Nine in ten students have a lot of questions to answer

One in 10 students think members of the Conservative Party should be banned from coming to universities to give talks.

According to a new report by the Higher Education Policy Institute (HEPI), 11 per cent of the 1,000 respondents thought campus should be a Tory-free zone.

Director of HEPI and author of the report Nick Hillman said his findings show that when it comes to free speech, students want “greater restrictions to be imposed than have tended to be normal in the past”.

The report also found that 26 per cent of students wanted the English Defence League banned from campus, while 24 per cent don’t think UKIP should be given a platform to speak to students.

61 per cent of students said that “when in doubt”, unis “should ensure all students are protected from discrimination rather than allow unlimited free speech”.

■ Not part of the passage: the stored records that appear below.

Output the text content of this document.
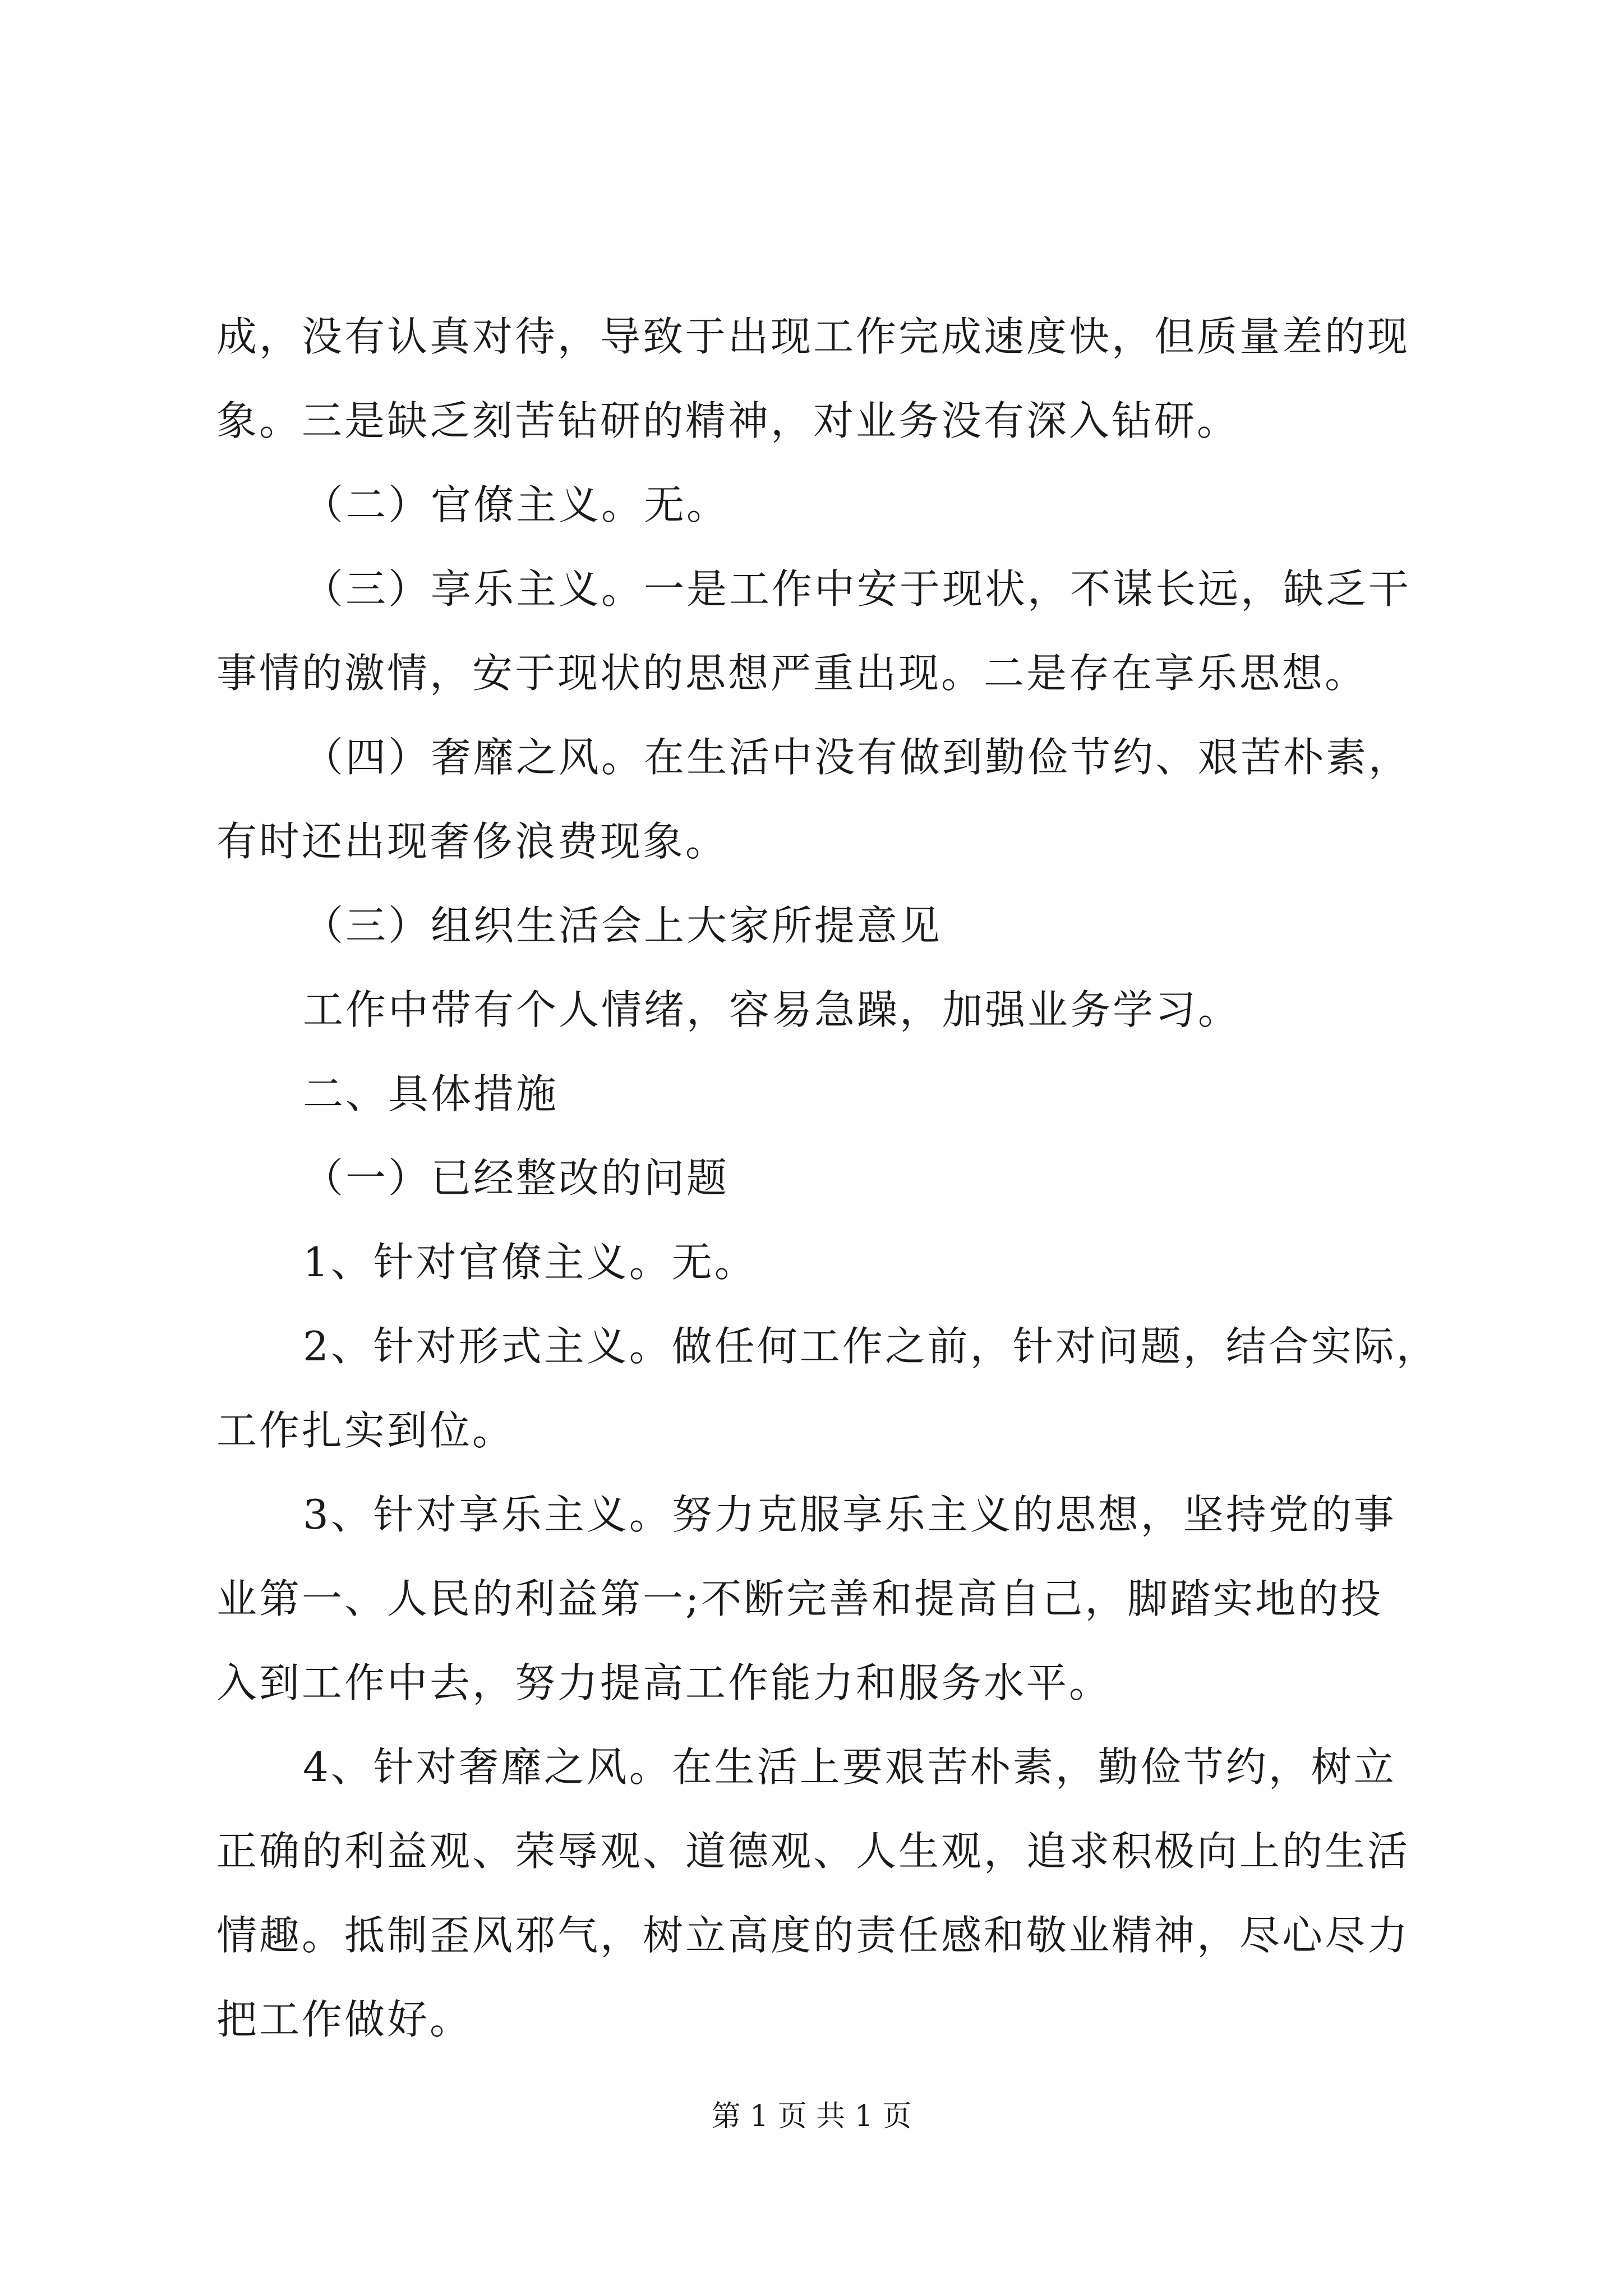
成，没有认真对待，导致于出现工作完成速度快，但质量差的现
象。三是缺乏刻苦钻研的精神，对业务没有深入钻研。
（二）官僚主义。无。
（三）享乐主义。一是工作中安于现状，不谋长远，缺乏干
事情的激情，安于现状的思想严重出现。二是存在享乐思想。
（四）奢靡之风。在生活中没有做到勤俭节约、艰苦朴素，
有时还出现奢侈浪费现象。
（三）组织生活会上大家所提意见
工作中带有个人情绪，容易急躁，加强业务学习。
二、具体措施
（一）已经整改的问题
1、针对官僚主义。无。
2、针对形式主义。做任何工作之前，针对问题，结合实际，
工作扎实到位。
3、针对享乐主义。努力克服享乐主义的思想，坚持党的事
业第一、人民的利益第一;不断完善和提高自己，脚踏实地的投
入到工作中去，努力提高工作能力和服务水平。
4、针对奢靡之风。在生活上要艰苦朴素，勤俭节约，树立
正确的利益观、荣辱观、道德观、人生观，追求积极向上的生活
情趣。抵制歪风邪气，树立高度的责任感和敬业精神，尽心尽力
把工作做好。
第 1 页 共 1 页
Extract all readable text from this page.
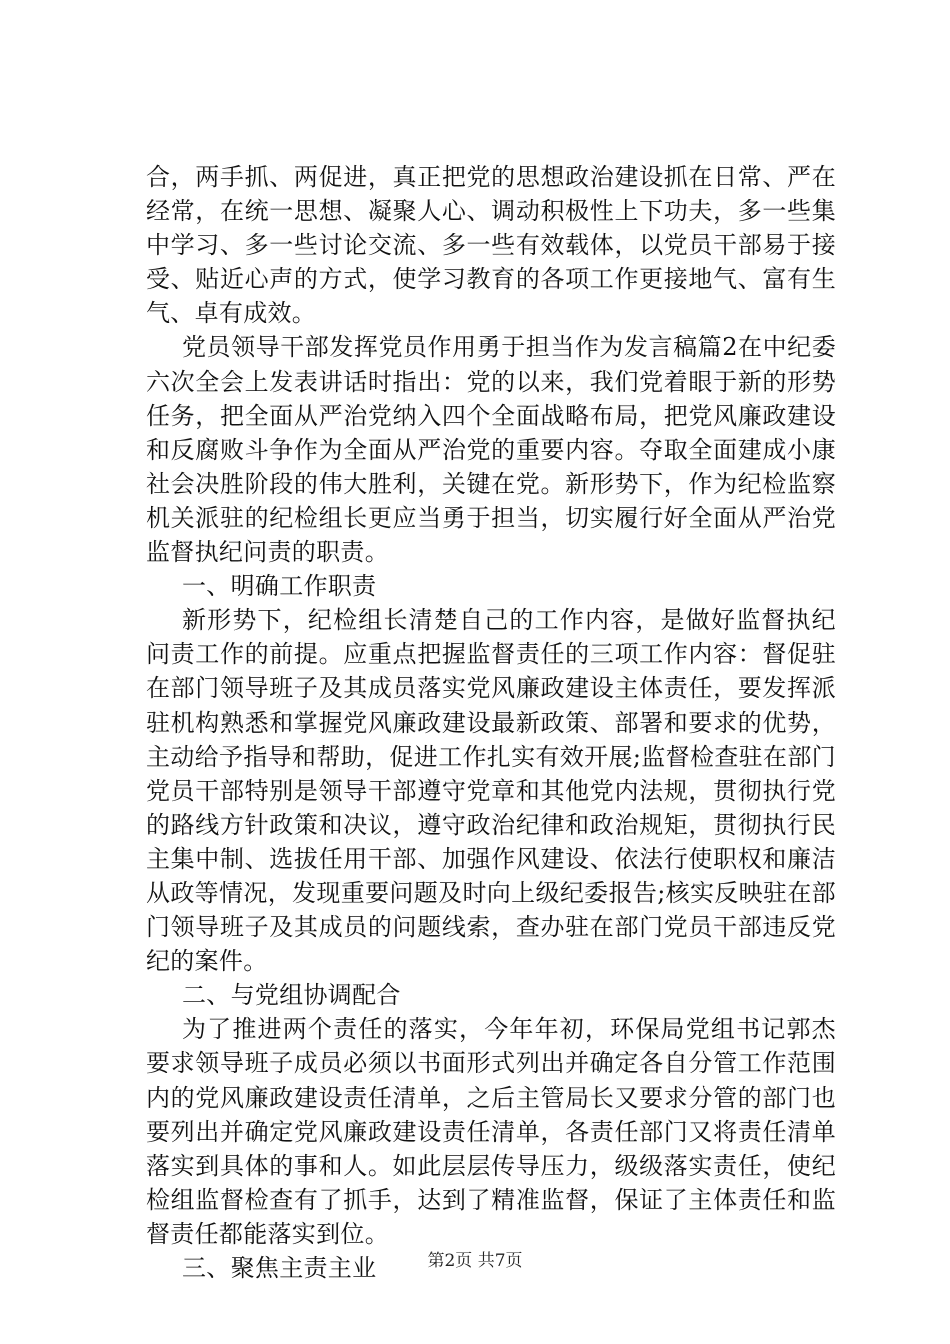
合，两手抓、两促进，真正把党的思想政治建设抓在日常、严在经常，在统一思想、凝聚人心、调动积极性上下功夫，多一些集中学习、多一些讨论交流、多一些有效载体，以党员干部易于接受、贴近心声的方式，使学习教育的各项工作更接地气、富有生气、卓有成效。

党员领导干部发挥党员作用勇于担当作为发言稿篇2在中纪委六次全会上发表讲话时指出：党的以来，我们党着眼于新的形势任务，把全面从严治党纳入四个全面战略布局，把党风廉政建设和反腐败斗争作为全面从严治党的重要内容。夺取全面建成小康社会决胜阶段的伟大胜利，关键在党。新形势下，作为纪检监察机关派驻的纪检组长更应当勇于担当，切实履行好全面从严治党监督执纪问责的职责。

一、明确工作职责

新形势下，纪检组长清楚自己的工作内容，是做好监督执纪问责工作的前提。应重点把握监督责任的三项工作内容：督促驻在部门领导班子及其成员落实党风廉政建设主体责任，要发挥派驻机构熟悉和掌握党风廉政建设最新政策、部署和要求的优势，主动给予指导和帮助，促进工作扎实有效开展;监督检查驻在部门党员干部特别是领导干部遵守党章和其他党内法规，贯彻执行党的路线方针政策和决议，遵守政治纪律和政治规矩，贯彻执行民主集中制、选拔任用干部、加强作风建设、依法行使职权和廉洁从政等情况，发现重要问题及时向上级纪委报告;核实反映驻在部门领导班子及其成员的问题线索，查办驻在部门党员干部违反党纪的案件。

二、与党组协调配合

为了推进两个责任的落实，今年年初，环保局党组书记郭杰要求领导班子成员必须以书面形式列出并确定各自分管工作范围内的党风廉政建设责任清单，之后主管局长又要求分管的部门也要列出并确定党风廉政建设责任清单，各责任部门又将责任清单落实到具体的事和人。如此层层传导压力，级级落实责任，使纪检组监督检查有了抓手，达到了精准监督，保证了主体责任和监督责任都能落实到位。

三、聚焦主责主业	第2页 共7页
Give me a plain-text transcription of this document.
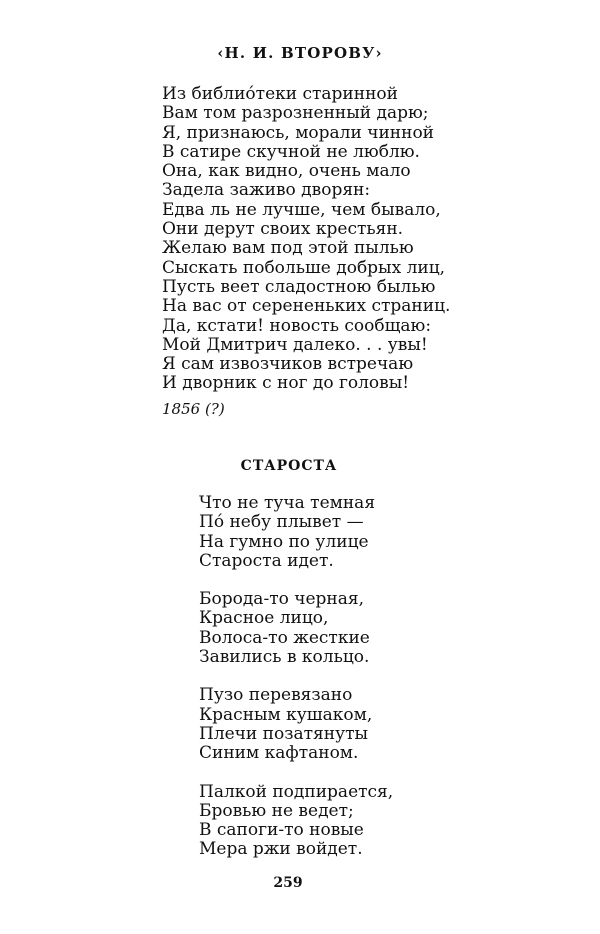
‹Н. И. ВТОРОВУ›
Из библио́теки старинной
Вам том разрозненный дарю;
Я, признаюсь, морали чинной
В сатире скучной не люблю.
Она, как видно, очень мало
Задела заживо дворян:
Едва ль не лучше, чем бывало,
Они дерут своих крестьян.
Желаю вам под этой пылью
Сыскать побольше добрых лиц,
Пусть веет сладостною былью
На вас от серененьких страниц.
Да, кстати! новость сообщаю:
Мой Дмитрич далеко. . . увы!
Я сам извозчиков встречаю
И дворник с ног до головы!
1856 (?)
СТАРОСТА
Что не туча темная
По́ небу плывет —
На гумно по улице
Староста идет.
Борода-то черная,
Красное лицо,
Волоса-то жесткие
Завились в кольцо.
Пузо перевязано
Красным кушаком,
Плечи позатянуты
Синим кафтаном.
Палкой подпирается,
Бровью не ведет;
В сапоги-то новые
Мера ржи войдет.
259
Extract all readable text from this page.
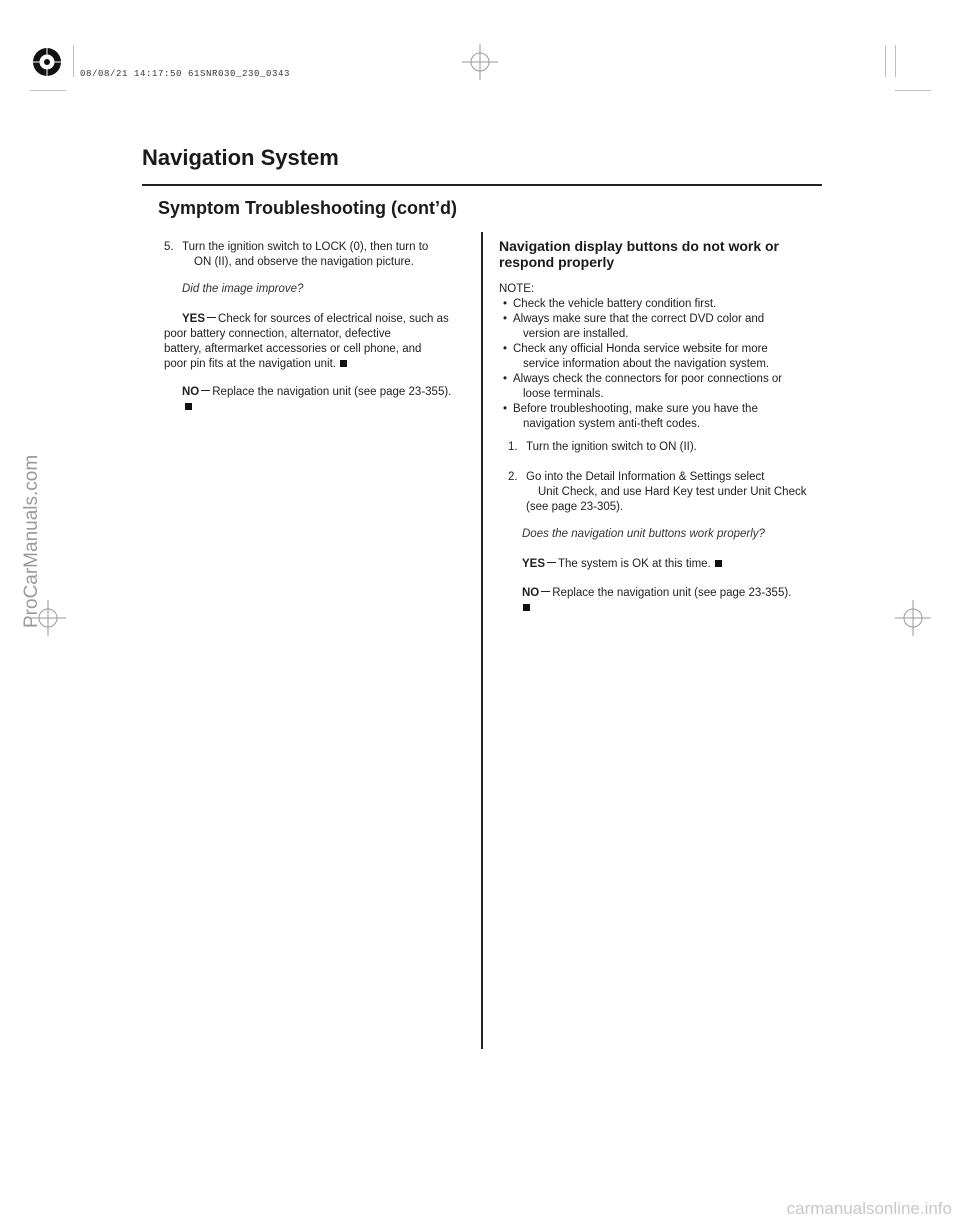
08/08/21 14:17:50 61SNR030_230_0343
Navigation System
Symptom Troubleshooting (cont’d)
5. Turn the ignition switch to LOCK (0), then turn to
ON (II), and observe the navigation picture.
Did the image improve?
YES Check for sources of electrical noise, such as
poor battery connection, alternator, defective
battery, aftermarket accessories or cell phone, and
poor pin fits at the navigation unit.
NO Replace the navigation unit (see page 23-355).
Navigation display buttons do not work or
respond properly
NOTE:
• Check the vehicle battery condition first.
• Always make sure that the correct DVD color and
version are installed.
• Check any official Honda service website for more
service information about the navigation system.
• Always check the connectors for poor connections or
loose terminals.
• Before troubleshooting, make sure you have the
navigation system anti-theft codes.
1. Turn the ignition switch to ON (II).
2. Go into the Detail Information & Settings select
Unit Check, and use Hard Key test under Unit Check
(see page 23-305).
Does the navigation unit buttons work properly?
YES The system is OK at this time.
NO Replace the navigation unit (see page 23-355).
ProCarManuals.com
carmanualsonline.info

When the last version of this survey was conducted back in 2016, just 37 per cent of respondents held this belief.

Nick Hillman said a lot has changed since then with Covid, strikes and the cost of living crisis potentially affecting the outlooks of today’s students.

“We have discovered a very clear pattern,” he said. “In 2016, we found considerable ambivalence and confusion about free speech issues. Now, it is clear most students want greater restrictions to be imposed than have tended to be normal in the past.

“This may be primarily for reasons of compassion, with the objective of protecting other students, but it could also reflect a lack of resilience among a cohort that has faced unprecedented challenges.”

The Higher Education (Freedom of Speech) Bill is currently passing through the House of Lords, seeking to impose tighter restrictions on how unis and student unions’ police free speech on campus.

Commenting on the bill, a spokesperson for the National Union of Students said: “At a time when students are facing untold hardship the government would be much better advised to focus on providing the practical support that students desperately need, through maintenance grants, rent caps and cost of living payments, rather than attacking the very institutions that have stepped up to fill the gaps in support being offered.”